Compatibility argument matchers

NSubstitute argument matchers depend on having C# 7.0 or later (as of NSubstitute 4.0). This lets them be used with out and ref parameters, but it also means that if you are stuck on an earlier version of C# you may get an error like the following when trying to use a matcher like Arg.Is(123):

CS7085: By-reference return type 'ref T' is not supported.

If you have C# 7.0-compatible tooling installed you can set <LangVersion /> in your test csproj file to 7 or higher, or to latest or default.

Stuck with pre-7.0 tooling? Then use Arg.Compat instead of Arg, or use CompatArg in the NSubstitute.Compatibility namespace. Arg.Compat will work everywhere Arg does, with the exception of matching out and ref args. For example, if the documentation mentions Arg.Is(42), you can instead use Arg.Compat.Is(42). CompatArg is a bit trickier to setup, but may make migrating between Arg and Arg.Compat easier in some cases. Both options are described below.

Using Arg.Compat

The simplest work-around if you are stuck on pre-C#7 is to use Arg.Compat. wherever you would normally use Arg.. To migrate existing code, replace all instances of Arg. with Arg.Compat..

calculator.Add(1, -10);

// Instead of `Arg.Is<int>(x => x < 0)`, use:
calculator.Received().Add(1, Arg.Compat.Is<int>(x => x < 0));

// Instead of `Arg.Any<int>()`, use:
    .Add(1, Arg.Compat.Any<int>());

// Same for Returns and DidNotReceive:
calculator.Add(Arg.Compat.Any<int>(), Arg.Compat.Is(42)).Returns(123);
calculator.DidNotReceive().Add(Arg.Compat.Is<int>(x => x > 10), -10);

Using NSubstitute.Compatibility.CompatArg

If you have a project with lots of existing arg matchers then migrating to Arg.Compat can require a lot of code changes. A smaller change is to instead use an instance of the CompatArg class in the NSubstitute.Compatibility namespace. This approach may also make it easier to upgrade to the newer Arg matchers in future.

public class SampleCompatArgFixture {

    // Declare Arg field.
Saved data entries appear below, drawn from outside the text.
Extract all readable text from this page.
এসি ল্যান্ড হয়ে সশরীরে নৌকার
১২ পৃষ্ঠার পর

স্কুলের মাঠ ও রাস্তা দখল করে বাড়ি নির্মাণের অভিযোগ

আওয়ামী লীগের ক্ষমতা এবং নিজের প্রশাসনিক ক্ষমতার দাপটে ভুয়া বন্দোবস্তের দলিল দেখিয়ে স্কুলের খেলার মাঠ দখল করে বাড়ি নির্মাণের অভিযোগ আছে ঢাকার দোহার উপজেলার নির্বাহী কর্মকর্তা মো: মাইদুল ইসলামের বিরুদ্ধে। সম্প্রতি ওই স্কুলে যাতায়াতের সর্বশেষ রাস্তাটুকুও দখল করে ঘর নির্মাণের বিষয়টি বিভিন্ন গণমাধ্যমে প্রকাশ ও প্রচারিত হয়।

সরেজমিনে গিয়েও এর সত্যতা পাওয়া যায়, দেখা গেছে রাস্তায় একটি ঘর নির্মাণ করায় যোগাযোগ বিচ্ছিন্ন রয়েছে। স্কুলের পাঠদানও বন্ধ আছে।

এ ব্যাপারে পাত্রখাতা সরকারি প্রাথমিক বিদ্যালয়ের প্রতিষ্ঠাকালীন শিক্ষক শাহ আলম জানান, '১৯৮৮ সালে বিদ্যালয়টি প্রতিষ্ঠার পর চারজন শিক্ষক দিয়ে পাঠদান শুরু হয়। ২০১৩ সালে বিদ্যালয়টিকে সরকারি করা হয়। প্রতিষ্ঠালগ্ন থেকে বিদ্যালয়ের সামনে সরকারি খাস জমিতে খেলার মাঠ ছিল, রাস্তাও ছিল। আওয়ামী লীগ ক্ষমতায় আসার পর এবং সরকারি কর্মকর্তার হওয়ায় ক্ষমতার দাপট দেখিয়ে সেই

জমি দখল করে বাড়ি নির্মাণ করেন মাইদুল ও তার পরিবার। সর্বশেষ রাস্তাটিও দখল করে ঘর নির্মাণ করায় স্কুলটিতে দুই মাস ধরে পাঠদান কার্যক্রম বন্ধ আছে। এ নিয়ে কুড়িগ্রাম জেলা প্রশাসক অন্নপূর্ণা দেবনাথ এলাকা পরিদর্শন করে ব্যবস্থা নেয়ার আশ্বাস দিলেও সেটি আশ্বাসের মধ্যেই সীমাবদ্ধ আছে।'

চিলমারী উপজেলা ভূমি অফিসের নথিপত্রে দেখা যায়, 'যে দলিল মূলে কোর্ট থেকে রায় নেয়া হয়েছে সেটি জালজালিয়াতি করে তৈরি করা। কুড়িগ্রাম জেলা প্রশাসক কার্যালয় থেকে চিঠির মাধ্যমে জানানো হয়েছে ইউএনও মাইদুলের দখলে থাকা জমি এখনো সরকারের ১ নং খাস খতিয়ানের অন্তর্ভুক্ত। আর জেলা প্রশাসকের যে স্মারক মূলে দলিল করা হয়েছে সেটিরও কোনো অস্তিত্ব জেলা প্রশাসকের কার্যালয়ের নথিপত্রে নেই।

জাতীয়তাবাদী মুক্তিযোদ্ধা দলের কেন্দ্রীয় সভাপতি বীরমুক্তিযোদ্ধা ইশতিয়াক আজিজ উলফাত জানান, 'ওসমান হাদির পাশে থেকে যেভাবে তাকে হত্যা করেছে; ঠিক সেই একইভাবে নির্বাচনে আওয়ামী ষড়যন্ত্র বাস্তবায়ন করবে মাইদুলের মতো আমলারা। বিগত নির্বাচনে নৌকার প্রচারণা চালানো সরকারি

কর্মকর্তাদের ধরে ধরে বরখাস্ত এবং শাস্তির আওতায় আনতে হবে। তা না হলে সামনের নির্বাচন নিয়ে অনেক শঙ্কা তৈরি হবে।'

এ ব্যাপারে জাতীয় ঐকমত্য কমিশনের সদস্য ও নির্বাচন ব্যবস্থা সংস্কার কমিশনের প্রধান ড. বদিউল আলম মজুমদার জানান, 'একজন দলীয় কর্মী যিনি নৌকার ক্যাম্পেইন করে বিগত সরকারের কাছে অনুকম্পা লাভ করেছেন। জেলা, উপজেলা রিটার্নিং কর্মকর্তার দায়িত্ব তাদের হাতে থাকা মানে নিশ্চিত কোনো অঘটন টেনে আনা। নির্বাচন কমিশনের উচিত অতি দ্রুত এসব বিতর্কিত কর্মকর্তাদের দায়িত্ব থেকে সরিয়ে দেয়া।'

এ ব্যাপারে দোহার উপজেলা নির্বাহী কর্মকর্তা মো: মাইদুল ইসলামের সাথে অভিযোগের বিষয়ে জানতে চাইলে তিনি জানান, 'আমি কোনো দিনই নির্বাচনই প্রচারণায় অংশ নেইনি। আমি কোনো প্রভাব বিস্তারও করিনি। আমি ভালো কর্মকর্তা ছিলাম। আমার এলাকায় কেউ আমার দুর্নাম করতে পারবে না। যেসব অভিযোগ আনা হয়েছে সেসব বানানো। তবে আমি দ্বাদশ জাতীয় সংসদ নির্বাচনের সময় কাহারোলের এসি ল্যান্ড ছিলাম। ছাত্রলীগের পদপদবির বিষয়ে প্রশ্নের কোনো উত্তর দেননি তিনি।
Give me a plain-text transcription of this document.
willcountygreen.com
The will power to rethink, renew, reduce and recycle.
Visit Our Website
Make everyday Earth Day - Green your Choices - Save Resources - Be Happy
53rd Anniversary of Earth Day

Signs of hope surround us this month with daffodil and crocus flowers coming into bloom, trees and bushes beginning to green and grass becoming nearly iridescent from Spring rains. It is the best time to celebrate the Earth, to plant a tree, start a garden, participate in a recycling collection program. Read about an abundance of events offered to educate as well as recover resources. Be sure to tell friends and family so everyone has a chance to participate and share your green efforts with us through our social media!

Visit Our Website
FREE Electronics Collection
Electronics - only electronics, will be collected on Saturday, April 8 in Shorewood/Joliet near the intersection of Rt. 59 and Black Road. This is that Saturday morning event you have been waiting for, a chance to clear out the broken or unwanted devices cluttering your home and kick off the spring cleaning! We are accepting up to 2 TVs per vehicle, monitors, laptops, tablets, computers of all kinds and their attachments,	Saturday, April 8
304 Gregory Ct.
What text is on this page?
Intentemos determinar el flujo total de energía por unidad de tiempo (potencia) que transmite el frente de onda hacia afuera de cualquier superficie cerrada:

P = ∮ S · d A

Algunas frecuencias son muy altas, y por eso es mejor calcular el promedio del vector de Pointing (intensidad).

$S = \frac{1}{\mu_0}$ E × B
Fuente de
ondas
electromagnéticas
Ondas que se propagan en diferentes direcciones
Any existing `Arg` references will now go via `CompatArg`, instead
    // of the new `Arg` type that is incompatible with older C# compilers.
    private static readonly NSubstitute.Compatibility.CompatArg Arg = NSubstitute.Compatibility.CompatArg.Instance;

    public void DemonstrationOfCompatArgs() {
        var calculator = Substitute.For<ICalculator>();

        calculator.Add(1, -10);

        // Arg.Is will now go via CompatArg. It is equivalent to Arg.Compat.Is.
        calculator.Received().Add(1, Arg.Is<int>(x => x < 0));

This works particularly well if a common test base class is used.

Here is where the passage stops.